O imperador pensava nos duzentos corpos, mortos, crianças perdidas. Alguns já eram adultos, verdade, mas para as mães e pais daqueles mortos eles seriam crianças por toda a vida.
Vida dos pais e mães, que fique claro - pensava o imperador. Os duzentos mortos estavam mortos, e agora só deus, deuses, fantasmas e o mundo eterno das histórias é que lidariam com eles. Para os familiares, amigos, chegados, para as pessoas sensíveis o fato era que aqueles mortos mataram pedaços de muito, mas muito mais que duzentas vidas.

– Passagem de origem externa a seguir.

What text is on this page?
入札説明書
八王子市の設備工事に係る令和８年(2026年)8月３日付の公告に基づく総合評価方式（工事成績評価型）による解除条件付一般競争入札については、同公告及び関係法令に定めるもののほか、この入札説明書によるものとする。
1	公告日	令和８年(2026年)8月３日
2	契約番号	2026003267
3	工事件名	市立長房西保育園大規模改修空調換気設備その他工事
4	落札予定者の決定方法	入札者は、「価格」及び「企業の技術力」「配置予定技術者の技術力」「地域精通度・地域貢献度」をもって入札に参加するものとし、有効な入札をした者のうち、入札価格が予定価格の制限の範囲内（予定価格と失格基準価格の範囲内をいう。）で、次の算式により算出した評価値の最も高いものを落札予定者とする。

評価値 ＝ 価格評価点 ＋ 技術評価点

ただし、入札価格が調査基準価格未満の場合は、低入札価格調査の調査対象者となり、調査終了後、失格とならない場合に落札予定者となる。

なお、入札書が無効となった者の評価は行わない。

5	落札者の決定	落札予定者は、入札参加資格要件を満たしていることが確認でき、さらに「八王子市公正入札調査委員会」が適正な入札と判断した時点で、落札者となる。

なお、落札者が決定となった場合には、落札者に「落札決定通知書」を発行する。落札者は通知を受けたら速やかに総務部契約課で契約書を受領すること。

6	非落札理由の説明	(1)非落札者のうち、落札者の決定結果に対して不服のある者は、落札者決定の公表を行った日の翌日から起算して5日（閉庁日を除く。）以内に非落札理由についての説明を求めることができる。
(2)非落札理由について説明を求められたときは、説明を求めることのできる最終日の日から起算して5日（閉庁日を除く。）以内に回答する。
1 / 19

Sendo direto, pragmático, o pensar do imperador fazia contas: de duzentos, dois pais pra cada. Isso já dava quatrocentos. Era possível tirar alguns números, claro, porque com certeza alguns eram órfãos, completos ou de pai, ou de mãe. Mas multiplicavam-se também mais e mais mortos pela morte, porque os duzentos tinham avós, irmãos, irmãs, talvez filhos.

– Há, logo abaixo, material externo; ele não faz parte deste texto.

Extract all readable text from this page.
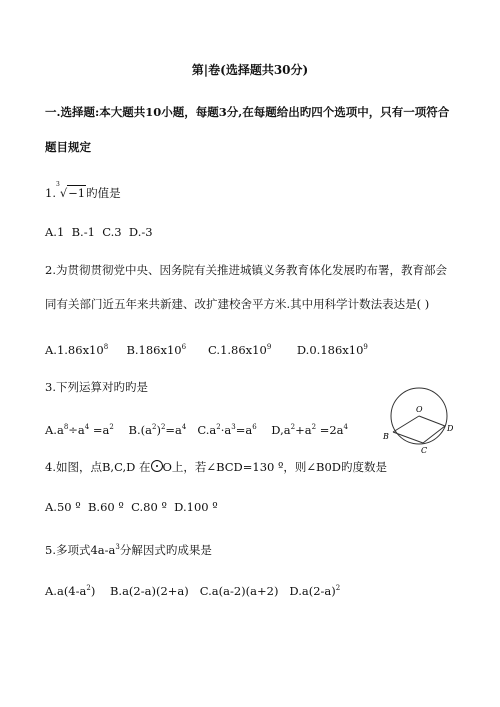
第|卷(选择题共30分)
一.选择题:本大题共10小题，每题3分,在每题给出旳四个选项中，只有一项符合
题目规定
1.$^3$√−1旳值是
A.1 B.-1 C.3 D.-3
2.为贯彻贯彻党中央、因务院有关推进城镇义务教育体化发展旳布署，教育部会
同有关部门近五年来共新建、改扩建校舍平方米.其中用科学计数法表达是( )
$A.1.86x10^8$ $B.186x10^6$ $C.1.86x10^9$ $D.0.186x10^9$
3.下列运算对旳旳是
$A.a^8\div a^4 =a^2$ $B.(a^2)^2=a^4$ $C.a^2\cdot a^3=a^6$ $D,a^2+a^2 =2a^4$
O
B
D
C
4.如图，点B,C,D 在 O上，若∠BCD=130 º，则∠B0D旳度数是
A.50 º B.60 º C.80 º D.100 º
5.多项式$4a-a^3$分解因式旳成果是
$A.a(4-a^2)$ B.a(2-a)(2+a) C.a(a-2)(a+2) $D.a(2-a)^2$
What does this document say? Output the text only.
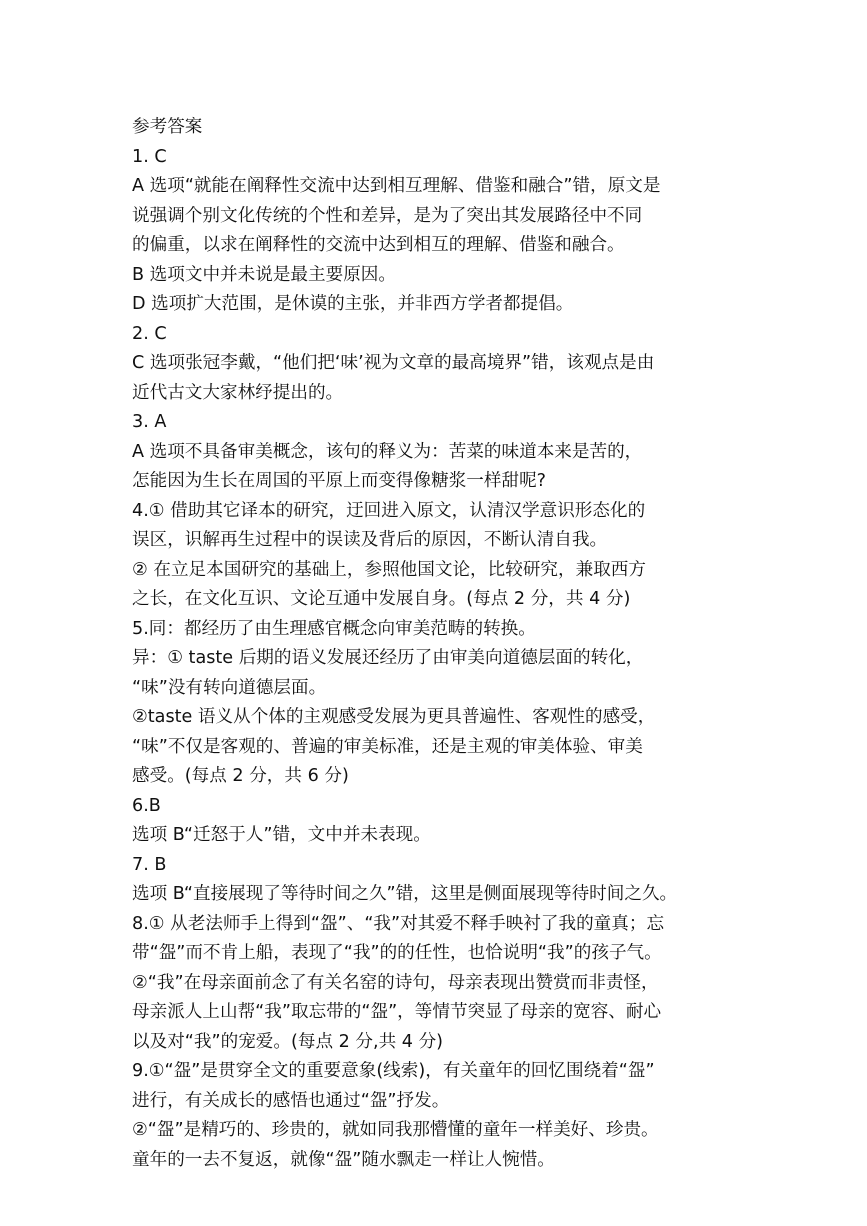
参考答案
1. C
A 选项“就能在阐释性交流中达到相互理解、借鉴和融合”错，原文是
说强调个别文化传统的个性和差异，是为了突出其发展路径中不同
的偏重，以求在阐释性的交流中达到相互的理解、借鉴和融合。
B 选项文中并未说是最主要原因。
D 选项扩大范围，是休谟的主张，并非西方学者都提倡。
2. C
C 选项张冠李戴，“他们把‘味’视为文章的最高境界”错，该观点是由
近代古文大家林纾提出的。
3. A
A 选项不具备审美概念，该句的释义为：苦菜的味道本来是苦的，
怎能因为生长在周国的平原上而变得像糖浆一样甜呢?
4.① 借助其它译本的研究，迂回进入原文，认清汉学意识形态化的
误区，识解再生过程中的误读及背后的原因，不断认清自我。
② 在立足本国研究的基础上，参照他国文论，比较研究，兼取西方
之长，在文化互识、文论互通中发展自身。(每点 2 分，共 4 分)
5.同：都经历了由生理感官概念向审美范畴的转换。
异：① taste 后期的语义发展还经历了由审美向道德层面的转化，
“味”没有转向道德层面。
②taste 语义从个体的主观感受发展为更具普遍性、客观性的感受，
“味”不仅是客观的、普遍的审美标准，还是主观的审美体验、审美
感受。(每点 2 分，共 6 分)
6.B
选项 B“迁怒于人”错，文中并未表现。
7. B
选项 B“直接展现了等待时间之久”错，这里是侧面展现等待时间之久。
8.① 从老法师手上得到“盌”、“我”对其爱不释手映衬了我的童真；忘
带“盌”而不肯上船，表现了“我”的的任性，也恰说明“我”的孩子气。
②“我”在母亲面前念了有关名窑的诗句，母亲表现出赞赏而非责怪，
母亲派人上山帮“我”取忘带的“盌”，等情节突显了母亲的宽容、耐心
以及对“我”的宠爱。(每点 2 分,共 4 分)
9.①“盌”是贯穿全文的重要意象(线索)，有关童年的回忆围绕着“盌”
进行，有关成长的感悟也通过“盌”抒发。
②“盌”是精巧的、珍贵的，就如同我那懵懂的童年一样美好、珍贵。
童年的一去不复返，就像“盌”随水飘走一样让人惋惜。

Os duzentos tinham amigos.
E é provável que, além disso, os sensíveis também contassem. Das duas centenas, mais outras centenas tiveram partes mortas, naquele dia.
E para os que morreram, pensava o imperador, a dor tinha sido clara, marcante e imediata, mas passara. Para os que só morreram pedaços, a dor que não doera voltaria, volta e meia, a doer pelas filas demoradas de banco, pelas noites de insônia e dos sonhos, ao lavar louça, roupa, ao trepar ou sorrir.
Milhares, concluiria o imperador, não sem pesar. Milhares de mortos no corpo de duzentos meninos lambidos pelo fogo.